Refined height pairing

TL;DR

This paper introduces a refined height pairing for algebraic cycles on smooth projective varieties over function fields, generalizing and relating several existing pairings in algebraic geometry.

Contribution

It constructs a new refined height pairing for algebraic cycles, extending previous pairings and analyzing its properties, especially for codimension 1 cycles.

Findings

The pairing generalizes known height pairings by Schneider, Beilinson, and Moret-Bailly.

It provides a detailed study of the pairing when the codimension is 1.

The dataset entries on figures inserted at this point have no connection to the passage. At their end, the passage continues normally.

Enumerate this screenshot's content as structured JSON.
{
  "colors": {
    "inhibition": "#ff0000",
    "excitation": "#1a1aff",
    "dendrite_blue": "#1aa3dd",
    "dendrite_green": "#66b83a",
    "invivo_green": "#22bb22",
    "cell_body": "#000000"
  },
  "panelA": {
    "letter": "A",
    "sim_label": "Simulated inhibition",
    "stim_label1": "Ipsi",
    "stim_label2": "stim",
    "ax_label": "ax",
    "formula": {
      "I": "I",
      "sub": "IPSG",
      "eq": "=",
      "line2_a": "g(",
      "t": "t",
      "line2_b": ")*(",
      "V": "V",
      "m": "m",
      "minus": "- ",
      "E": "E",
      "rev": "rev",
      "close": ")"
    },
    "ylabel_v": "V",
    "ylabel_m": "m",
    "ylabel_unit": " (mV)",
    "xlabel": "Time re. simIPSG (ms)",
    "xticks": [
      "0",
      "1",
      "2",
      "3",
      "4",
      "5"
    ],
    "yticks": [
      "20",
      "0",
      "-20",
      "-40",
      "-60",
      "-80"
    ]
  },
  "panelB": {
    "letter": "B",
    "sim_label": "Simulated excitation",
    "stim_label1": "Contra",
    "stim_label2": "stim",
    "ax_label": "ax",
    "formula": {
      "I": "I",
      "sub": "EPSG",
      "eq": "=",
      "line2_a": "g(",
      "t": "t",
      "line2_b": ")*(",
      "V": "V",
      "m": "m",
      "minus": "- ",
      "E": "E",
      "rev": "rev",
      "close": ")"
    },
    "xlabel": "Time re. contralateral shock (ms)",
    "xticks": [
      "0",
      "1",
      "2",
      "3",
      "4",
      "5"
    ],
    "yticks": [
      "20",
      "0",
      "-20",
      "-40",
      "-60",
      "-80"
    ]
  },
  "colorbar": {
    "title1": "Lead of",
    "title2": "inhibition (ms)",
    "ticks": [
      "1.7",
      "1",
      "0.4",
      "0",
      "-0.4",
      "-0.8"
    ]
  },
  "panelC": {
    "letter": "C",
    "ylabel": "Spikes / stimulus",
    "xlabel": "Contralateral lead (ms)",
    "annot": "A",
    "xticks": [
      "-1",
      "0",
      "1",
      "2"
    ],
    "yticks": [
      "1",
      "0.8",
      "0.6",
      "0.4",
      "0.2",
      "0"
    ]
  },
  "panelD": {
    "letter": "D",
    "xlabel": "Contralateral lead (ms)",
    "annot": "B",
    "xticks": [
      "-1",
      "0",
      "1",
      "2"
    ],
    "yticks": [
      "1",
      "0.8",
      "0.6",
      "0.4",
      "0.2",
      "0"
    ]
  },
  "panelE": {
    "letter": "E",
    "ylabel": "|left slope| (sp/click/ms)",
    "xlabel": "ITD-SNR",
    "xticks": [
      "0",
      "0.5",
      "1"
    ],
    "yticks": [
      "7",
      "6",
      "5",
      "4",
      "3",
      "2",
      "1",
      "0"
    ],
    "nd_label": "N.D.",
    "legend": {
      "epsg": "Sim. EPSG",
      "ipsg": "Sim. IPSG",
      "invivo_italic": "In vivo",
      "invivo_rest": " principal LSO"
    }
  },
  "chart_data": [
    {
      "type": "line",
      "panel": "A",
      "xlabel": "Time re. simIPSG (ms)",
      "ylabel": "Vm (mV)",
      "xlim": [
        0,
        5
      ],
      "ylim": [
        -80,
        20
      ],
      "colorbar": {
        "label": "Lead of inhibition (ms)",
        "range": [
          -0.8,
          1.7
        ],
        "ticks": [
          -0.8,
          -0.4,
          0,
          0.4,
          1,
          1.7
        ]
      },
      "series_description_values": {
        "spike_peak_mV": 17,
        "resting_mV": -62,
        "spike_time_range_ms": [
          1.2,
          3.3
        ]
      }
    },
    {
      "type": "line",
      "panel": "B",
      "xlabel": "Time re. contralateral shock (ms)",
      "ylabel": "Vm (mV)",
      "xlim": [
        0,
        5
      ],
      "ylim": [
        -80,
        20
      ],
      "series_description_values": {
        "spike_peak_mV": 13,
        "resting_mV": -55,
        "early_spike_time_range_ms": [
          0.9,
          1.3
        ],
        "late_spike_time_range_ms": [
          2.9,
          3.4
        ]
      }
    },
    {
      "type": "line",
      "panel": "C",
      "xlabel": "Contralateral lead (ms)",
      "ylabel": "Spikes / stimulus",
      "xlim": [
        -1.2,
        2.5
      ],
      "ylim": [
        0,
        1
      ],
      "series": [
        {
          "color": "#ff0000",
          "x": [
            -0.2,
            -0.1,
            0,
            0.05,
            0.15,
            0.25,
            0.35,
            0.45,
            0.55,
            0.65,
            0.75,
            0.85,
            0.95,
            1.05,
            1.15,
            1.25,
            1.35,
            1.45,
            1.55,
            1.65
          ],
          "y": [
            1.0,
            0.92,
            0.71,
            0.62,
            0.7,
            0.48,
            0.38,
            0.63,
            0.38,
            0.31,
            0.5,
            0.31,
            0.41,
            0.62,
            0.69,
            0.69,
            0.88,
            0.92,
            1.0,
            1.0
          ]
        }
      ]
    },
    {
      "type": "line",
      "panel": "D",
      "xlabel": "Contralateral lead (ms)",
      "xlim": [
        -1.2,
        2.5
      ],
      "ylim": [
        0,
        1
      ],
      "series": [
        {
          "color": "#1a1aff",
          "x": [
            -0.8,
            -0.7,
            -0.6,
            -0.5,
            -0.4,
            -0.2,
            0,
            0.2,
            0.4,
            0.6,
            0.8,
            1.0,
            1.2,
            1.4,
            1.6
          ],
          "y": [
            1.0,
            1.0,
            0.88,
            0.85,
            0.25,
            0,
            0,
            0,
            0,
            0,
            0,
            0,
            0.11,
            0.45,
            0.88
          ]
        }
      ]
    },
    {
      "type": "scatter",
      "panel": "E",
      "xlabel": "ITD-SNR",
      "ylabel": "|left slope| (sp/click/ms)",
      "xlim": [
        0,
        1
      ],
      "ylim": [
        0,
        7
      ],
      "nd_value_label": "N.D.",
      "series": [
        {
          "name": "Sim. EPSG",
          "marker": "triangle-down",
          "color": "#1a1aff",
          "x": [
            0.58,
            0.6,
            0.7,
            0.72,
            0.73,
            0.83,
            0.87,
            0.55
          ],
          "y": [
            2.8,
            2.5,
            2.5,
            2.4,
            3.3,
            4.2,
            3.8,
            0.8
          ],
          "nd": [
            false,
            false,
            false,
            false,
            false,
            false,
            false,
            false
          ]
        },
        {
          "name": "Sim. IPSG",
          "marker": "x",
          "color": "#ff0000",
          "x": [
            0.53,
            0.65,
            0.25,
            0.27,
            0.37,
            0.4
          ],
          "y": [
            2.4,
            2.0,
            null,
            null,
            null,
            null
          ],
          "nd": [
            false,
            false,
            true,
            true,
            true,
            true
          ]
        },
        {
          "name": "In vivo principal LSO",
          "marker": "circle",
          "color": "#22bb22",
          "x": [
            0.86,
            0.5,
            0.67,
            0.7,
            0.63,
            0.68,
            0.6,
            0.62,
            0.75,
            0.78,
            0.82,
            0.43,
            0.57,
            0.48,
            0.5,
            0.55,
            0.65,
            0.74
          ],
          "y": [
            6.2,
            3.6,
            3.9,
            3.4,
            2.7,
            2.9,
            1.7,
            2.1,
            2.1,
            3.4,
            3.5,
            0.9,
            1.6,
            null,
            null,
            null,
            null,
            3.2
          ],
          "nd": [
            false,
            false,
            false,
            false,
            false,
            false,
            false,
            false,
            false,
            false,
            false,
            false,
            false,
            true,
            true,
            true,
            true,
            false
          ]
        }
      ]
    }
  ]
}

Connections to various existing pairings are established and clarified.

Abstract

For a $d$-dimensional smooth projective variety $X$ over the function field of a smooth variety $B$ over a field $k$ and for $i\ge 0$, we define a subgroup $CH^i(X)^{(0)}$ of $CH^i(X)$ and construct a "refined height pairing" \[CH^i(X)^{(0)}\times CH^{d+1-i}(X)^{(0)}\to CH^1(B)\] in the category of abelian groups modulo isogeny. For $i=1,d$, $CH^i(X)^{(0)}$ is the group of cycles numerically equivalent to $0$. This pairing relates to pairings defined by P. Schneider and A. Beilinson if $B$ is a curve, to a refined height defined by L. Moret-Bailly when $X$ is an abelian variety, and to a pairing with values in $H^2(B_{\bar k},\mathbf{Q}_l(1))$ defined by D. R\"ossler and T. Szamuely in general. We study it in detail when $i=1$.